Last February, the U.S. Department of Treasury offered proof of that when it targeted a network run by three Iranian nationals, which operated mainly from Tbilisi, Georgia and Dubai, in the UAE. Treasury explained that three Iranian nationals, Hossein Farsoudeh, Houshang Hosseinpour, and Pourya Nayebi, “established companies and financial institutions in multiple countries, and have used these companies to facilitate deceptive transactions for or on behalf of persons subject to U.S. sanctions concerning Iran.”

 

Treasury designations hit some, but not all their businesses. One target was Orchidea Gulf Trading, which, at one point, specialized in the sale of prepaid Visa cards. Another target was European Oil Traders SA (previously known as Merchant Savings and Loans SA), which advertised card-to-card money transfers on its website.

Treasury also designated New York Money Exchange LLC and New York General Trading LLC. Unlike prepaid cards, these money transfer platforms operated like (but are less transparent than) their larger counterparts such as Western Union, and offer the advantage of transferring funds without the need for a personal bank account.

Prepaid cards and money transfer agents are increasingly popular financial tools in the global economy. They are used by many for legitimate reasons, but also exploited by the underworld because they are less regulated than traditional financial channels and as a consequence can be abused for illicit purposes. The Huffington Post notes that “the cards are barely distinguishable from credit or debit cards and the most versatile let users reload them remotely without having to reveal their identity, using cash, moneygrams, PayPal and other online payment services.”

 

The authorities took notice. The Financial Action Task Force — an inter-governmental body dedicated to the fight against illicit financial practices — last year issued an extensive rulebook on potential money laundering loopholes in new payment mechanisms such as prepaid cards and other electronic money transfer systems. FINCEN, Treasury’s office in charge of combating illicit financial transactions, recently also weighed in on prepaid cards.

 

In November 2013, FINCEN Director Jennifer Shasky Calvery testified to Congress on the misuse by illicit actors of virtual currency tools like prepaid cards for money laundering purposes. Virtual currency mechanisms, Calvery noted, are an ideal money laundering method because they offer anonymity and they usually elude custom controls. And because unlike banking transactions, they leave almost no digital footprint, especially with those that allow cash withdrawals at ATM’s globally.

 

It’s also easier to smuggle plastic across international lines than it is to smuggle cash. Cards weigh an average 0.2 ounces, which means that one could fit over 4,000 cards inside a suitcase and still be within international flights’ weight limits of 70 pounds. At $30,000 USD per card, that’s $120 million per suitcase.

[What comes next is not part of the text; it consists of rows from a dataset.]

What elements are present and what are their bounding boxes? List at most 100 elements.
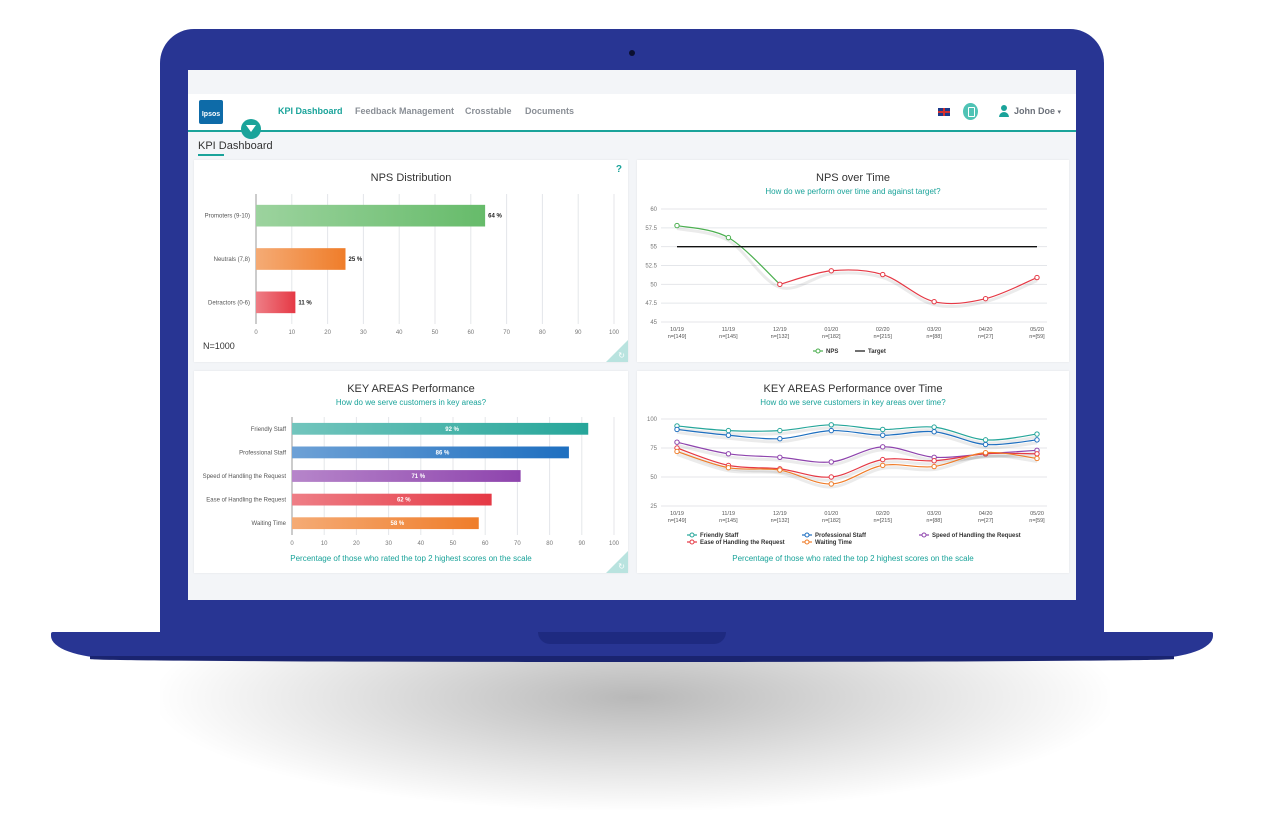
- data-point: [982, 441, 989, 448]
- x-tick-label: 12/19: [773, 327, 787, 333]
- user-menu[interactable]: John Doe ▾: [1014, 106, 1061, 116]
- data-point: [931, 463, 937, 470]
- data-point: [982, 437, 989, 443]
- y-tick-label: 25: [650, 504, 657, 510]
- key-areas-chart: 0 10 20 30 40 50 60 70 80 90 100 Friendly Staff 92 %…: [203, 417, 620, 547]
- x-tick-label: 12/19: [773, 511, 787, 517]
- refresh-icon[interactable]: ↻: [618, 562, 625, 571]
- x-tick-label: 30: [385, 541, 392, 547]
- webcam: [629, 50, 635, 56]
- category-label: Speed of Handling the Request: [203, 474, 287, 480]
- series-line: [676, 424, 1038, 441]
- nps-over-time-chart: 6057.55552.55047.54510/19n=[149]11/19n=[…: [645, 207, 1047, 355]
- x-tick-label: 10/19: [670, 511, 684, 517]
- data-point: [880, 432, 886, 438]
- legend-label: Speed of Handling the Request: [932, 533, 1021, 539]
- legend-label: Ease of Handling the Request: [700, 540, 785, 546]
- data-point: [982, 449, 989, 456]
- uk-flag-icon[interactable]: [938, 108, 950, 116]
- y-tick-label: 60: [650, 207, 657, 213]
- x-tick-label: 60: [467, 330, 474, 336]
- x-tick-label: 01/20: [824, 327, 838, 333]
- data-point: [1034, 451, 1040, 457]
- panel-subtitle: How do we serve customers in key areas?: [335, 398, 487, 407]
- y-tick-label: 52.5: [645, 264, 657, 270]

As it turns out, the Iran sanctions-busters recently targeted by Treasury provided similar services through companies that have so far eluded U.S. punitive measures.

One of their prepaid card companies, which has a sister Farsi website, still offers cards that can carry up to $30,000 per year. And this is by no means an isolated case. Several London-based companies linked to Iranian businessmen formerly employed by sanctioned companies offer similar services. Whether they are working to help Iran evade sanctions remains to be seen.

 

Admittedly, these tools are still only good for relatively small money transfers: millions, not billions. They will not save Iran’s financial system from financial sanctions. But the leeway they offer to move hard currency is enough to enable the regime’s proliferation activities.